Si lavora e lo si fa in un open space di 20 persone: “di cazzate nell’arco della giornata ne sentirai parecchie” mi aveva detto una mia collega appena arrivata qui. Si fanno pause caffè quando possibile, quando non si è in riunione o sotto torchio. La pausa caffè ha un meccanismo strano. Esistono le “amiche da pausa caffè”, i gruppetti fedeli, coi loro orari e le loro abitudini. Io faccio parte di un gruppetto “stimmy” (non poteva essere diversamente, ogni gruppetto deve avere argomenti in comune su cui parlare), formato da giovani donne (26, 27, 29, 30, 32, ) che hanno deciso, volontariamente o seguendo simpatie dettate dal subconscio, di condividere pensieri durante 10 minuti a metà mattina e durante 10 minuti a metà pomeriggio.

Stamattina abbiamo affrontato il tema: “ma i capi che trovate ammassati in fondo al guardaroba, dismessi e fuori moda, vanno buttati o rivenduti?”, la Romy ha sentenziato “no ragazze, si fa del bene alle persone, bisogna fare un sacco e regalarli, soprattutto se sono di marca, fanno felici altre ragazze…”. Oggi pomeriggio abbiamo affrontato il tema: “non riesco ad uscire di casa ed a non comprarmi niente, ma ora mi devo dare una regolata, sono piena di vestiti che non metto”.
Probabilmente la chiacchierata di stamattina aveva permesso di conteggiare mentalmente i capi dismessi in fondo all’armadio ed il perché di tanto spreco. Ogni tanto i discorsi vani e superficiali aiutano, in tante valutazione pian piano più intelligenti.
Le pause pranzo sola o in compagnia non forzata (i colleghi non si scelgono e ogni tanto è bene farsi vedere in mensa e sfruttare le convenzioni aziendali) sono la boccata d’ossigeno di metà giornata.

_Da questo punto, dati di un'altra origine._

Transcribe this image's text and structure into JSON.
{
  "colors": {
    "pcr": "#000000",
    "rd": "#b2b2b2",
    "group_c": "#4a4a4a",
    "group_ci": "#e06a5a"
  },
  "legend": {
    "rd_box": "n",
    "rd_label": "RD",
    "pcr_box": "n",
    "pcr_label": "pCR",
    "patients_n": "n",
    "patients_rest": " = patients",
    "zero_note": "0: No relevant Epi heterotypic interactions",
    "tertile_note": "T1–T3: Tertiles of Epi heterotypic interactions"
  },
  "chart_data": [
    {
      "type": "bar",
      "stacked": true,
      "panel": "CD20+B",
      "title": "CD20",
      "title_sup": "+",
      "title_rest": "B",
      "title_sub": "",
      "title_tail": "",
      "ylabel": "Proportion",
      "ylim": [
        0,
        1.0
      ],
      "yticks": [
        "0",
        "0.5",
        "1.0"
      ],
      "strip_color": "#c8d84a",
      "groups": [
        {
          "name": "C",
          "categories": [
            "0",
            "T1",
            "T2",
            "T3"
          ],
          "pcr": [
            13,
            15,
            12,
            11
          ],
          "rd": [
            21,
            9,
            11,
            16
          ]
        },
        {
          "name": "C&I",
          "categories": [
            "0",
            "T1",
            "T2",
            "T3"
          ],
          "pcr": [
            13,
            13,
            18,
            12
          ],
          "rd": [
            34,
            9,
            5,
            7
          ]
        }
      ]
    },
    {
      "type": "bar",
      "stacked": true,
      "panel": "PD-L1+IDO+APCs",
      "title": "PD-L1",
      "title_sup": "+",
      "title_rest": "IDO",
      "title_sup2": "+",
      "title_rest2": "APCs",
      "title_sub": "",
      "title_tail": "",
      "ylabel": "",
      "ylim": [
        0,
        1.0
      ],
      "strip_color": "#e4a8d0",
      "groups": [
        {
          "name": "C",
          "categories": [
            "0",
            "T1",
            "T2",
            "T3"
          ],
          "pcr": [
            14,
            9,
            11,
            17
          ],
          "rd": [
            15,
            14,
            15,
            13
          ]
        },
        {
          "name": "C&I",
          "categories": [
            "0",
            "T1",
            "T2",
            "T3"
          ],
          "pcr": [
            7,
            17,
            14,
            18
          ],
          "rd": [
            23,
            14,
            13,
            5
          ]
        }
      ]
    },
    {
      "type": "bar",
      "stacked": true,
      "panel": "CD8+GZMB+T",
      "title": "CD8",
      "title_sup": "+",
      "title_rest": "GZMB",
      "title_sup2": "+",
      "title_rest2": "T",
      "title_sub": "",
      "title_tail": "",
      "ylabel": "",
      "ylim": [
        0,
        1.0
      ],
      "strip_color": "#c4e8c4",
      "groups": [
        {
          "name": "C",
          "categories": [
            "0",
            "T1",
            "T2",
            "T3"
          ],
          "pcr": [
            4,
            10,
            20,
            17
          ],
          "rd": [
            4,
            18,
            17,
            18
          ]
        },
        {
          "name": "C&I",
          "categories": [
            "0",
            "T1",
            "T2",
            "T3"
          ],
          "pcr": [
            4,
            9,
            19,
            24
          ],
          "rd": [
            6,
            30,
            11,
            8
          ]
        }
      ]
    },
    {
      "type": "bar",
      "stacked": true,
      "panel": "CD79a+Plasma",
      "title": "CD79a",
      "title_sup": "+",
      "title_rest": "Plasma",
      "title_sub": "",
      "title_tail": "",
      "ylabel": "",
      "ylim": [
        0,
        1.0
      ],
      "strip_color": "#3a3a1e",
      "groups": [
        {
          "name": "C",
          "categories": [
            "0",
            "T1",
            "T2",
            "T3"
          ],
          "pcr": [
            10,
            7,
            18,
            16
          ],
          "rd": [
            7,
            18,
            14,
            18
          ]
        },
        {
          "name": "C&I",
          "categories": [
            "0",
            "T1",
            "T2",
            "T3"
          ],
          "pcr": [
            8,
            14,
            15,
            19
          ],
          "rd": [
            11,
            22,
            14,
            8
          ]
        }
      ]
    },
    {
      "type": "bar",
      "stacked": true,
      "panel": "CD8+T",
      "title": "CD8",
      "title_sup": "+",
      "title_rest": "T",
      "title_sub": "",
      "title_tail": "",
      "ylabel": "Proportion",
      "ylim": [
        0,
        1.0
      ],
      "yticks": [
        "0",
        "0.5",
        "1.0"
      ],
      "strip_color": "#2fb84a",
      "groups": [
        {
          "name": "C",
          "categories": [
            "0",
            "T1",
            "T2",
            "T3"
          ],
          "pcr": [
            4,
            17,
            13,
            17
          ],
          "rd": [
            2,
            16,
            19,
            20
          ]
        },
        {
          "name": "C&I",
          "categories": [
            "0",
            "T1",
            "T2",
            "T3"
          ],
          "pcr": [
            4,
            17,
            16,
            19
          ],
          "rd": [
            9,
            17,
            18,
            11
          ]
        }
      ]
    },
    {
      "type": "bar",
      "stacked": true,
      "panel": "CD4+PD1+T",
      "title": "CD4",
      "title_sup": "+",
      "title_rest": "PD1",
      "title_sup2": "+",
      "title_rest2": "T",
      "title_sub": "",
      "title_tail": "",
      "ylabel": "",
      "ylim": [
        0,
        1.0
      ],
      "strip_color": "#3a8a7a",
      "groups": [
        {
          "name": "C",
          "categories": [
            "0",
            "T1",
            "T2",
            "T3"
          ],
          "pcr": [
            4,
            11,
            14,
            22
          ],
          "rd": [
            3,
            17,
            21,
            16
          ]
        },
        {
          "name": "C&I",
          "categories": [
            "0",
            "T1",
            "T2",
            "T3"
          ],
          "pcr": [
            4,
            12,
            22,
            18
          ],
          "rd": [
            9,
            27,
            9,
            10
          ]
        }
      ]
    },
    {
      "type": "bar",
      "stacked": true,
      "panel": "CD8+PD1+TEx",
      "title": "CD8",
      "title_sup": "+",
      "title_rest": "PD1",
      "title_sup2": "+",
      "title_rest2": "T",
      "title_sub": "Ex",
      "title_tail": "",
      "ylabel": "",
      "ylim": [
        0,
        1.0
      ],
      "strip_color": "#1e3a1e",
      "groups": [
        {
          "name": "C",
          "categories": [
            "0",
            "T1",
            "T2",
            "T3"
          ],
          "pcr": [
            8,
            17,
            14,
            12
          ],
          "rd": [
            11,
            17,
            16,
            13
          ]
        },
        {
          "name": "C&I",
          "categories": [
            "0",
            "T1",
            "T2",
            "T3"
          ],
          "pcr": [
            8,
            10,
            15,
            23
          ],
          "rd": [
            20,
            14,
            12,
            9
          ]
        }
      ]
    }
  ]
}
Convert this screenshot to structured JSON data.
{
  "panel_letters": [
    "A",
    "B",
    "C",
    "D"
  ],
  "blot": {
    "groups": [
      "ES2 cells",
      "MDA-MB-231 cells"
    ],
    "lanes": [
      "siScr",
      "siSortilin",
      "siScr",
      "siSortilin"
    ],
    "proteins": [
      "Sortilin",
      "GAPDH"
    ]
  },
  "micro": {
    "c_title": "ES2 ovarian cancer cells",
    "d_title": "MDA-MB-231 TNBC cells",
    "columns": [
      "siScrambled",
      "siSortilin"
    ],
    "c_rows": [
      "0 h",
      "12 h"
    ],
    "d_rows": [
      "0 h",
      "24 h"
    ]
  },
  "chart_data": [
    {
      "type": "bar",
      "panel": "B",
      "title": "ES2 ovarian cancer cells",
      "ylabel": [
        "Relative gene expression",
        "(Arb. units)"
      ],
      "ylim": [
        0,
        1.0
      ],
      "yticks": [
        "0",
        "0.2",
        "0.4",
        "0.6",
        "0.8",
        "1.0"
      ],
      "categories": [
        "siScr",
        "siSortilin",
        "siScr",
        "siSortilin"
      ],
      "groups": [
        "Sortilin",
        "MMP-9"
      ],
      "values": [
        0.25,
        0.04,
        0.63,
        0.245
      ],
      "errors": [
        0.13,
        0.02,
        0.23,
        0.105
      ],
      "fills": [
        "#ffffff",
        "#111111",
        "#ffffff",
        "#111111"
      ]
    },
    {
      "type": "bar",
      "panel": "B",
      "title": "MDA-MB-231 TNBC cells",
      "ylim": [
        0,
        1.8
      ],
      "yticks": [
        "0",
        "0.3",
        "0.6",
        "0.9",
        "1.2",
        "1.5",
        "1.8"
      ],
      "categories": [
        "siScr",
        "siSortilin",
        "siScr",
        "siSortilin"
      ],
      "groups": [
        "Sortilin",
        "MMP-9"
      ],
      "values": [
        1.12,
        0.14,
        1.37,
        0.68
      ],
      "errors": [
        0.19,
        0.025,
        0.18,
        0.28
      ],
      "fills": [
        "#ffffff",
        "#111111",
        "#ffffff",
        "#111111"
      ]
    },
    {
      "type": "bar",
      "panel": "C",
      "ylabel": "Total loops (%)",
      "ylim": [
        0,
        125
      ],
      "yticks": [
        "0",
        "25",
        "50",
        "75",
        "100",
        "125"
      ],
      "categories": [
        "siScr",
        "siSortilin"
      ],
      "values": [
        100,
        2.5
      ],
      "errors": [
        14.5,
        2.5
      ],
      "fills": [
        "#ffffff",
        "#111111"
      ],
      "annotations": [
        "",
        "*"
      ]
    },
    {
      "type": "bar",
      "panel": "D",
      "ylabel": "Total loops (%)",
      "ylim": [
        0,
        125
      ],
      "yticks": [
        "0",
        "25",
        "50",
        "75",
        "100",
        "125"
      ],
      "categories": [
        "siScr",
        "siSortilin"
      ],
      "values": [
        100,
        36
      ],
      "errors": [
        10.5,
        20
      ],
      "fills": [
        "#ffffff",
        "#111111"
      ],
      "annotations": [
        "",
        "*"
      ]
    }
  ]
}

“E’ le sei” non sempre ci appartiene: l’unica certezza è sapere quando si arriva, non quando si esce.
I desideri a fine giornata, una volta “libera”, sono sempre tanti: mettermi in moto, fisicamente, correre, ballare; rilassarmi durante un aperitivo e cena con persone a me care; guardare dopo cena Un Posto al Sole su raitre piangendo o sghignazzando; leggere o scrivere… troppo poca la mia forza di volontà e troppa la pigrizia da stanchezza. Devo migliorare. Devo almeno potermi mettere lo smalto davanti alla tv prima di crollare.

Non posso avere solo due certezze in una giornata-tipo: arrivare al lavoro in orario ed addormentarmi immediatamente dopo aver toccato il letto.